Halting, I asked what was the matter, and what they wanted, and why they
made such noise? One burly rascal, taking my words for a declaration of
hostilities, promptly drew his bow, but as prompt as he had fixed his
arrow my faithful Winchester with thirteen shots in the magazine was
ready and at the shoulder, and but waited to see the arrow fly to pour
the leaden messengers of death into the crowd. But the crowd vanished as
quickly as they had come, leaving the burly Thersites, and two or three
irresolute fellows of his tribe, standing within pistol range of my
levelled rifle. Such a sudden dispersion of the mob which, but a moment
before, was overwhelming in numbers, caused me to lower my rifle, and
to indulge in a hearty laugh at the disgraceful flight of the
men-destroyers.

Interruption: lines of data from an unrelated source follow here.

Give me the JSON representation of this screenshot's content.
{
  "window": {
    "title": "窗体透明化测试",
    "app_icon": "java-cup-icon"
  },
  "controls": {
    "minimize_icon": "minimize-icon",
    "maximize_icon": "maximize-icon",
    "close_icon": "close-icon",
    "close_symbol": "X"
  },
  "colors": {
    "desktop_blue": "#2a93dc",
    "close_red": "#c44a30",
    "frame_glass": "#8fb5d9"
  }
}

The Arabs, who were as much alarmed at their boisterous
obtrusiveness, now came up to patch a truce, in which they succeeded to
everybody's satisfaction. A few words of explanation, and the mob came
back in greater numbers than before; and the Thersites who had been the
cause of the momentary disturbance was obliged to retire abashed before
the pressure of public opinion. A chief now came up, whom I afterwards
learned was the second man to Swaruru, and lectured the people upon
their treatment of the "White Stranger."

"Know ye not, Wagogo," shouted he, "that this Musungu is a sultan
(mtemi - a most high title). He has not come to Ugogo like the Wakonongo
(Arabs), to trade in ivory, but to see us, and give presents. Why do you
molest him and his people? Let them pass in peace. If you wish to see
him, draw near, but do not mock him. The first of you who creates a
disturbance, let him beware; our great mtemi shall know how you treat
his friends." This little bit of oratorical effort on the part of the
chief was translated to me there and then by the old Sheik Thani; which
having understood, I bade the Sheikh inform the chief that, after I had
rested, I should like him to visit me in my tent.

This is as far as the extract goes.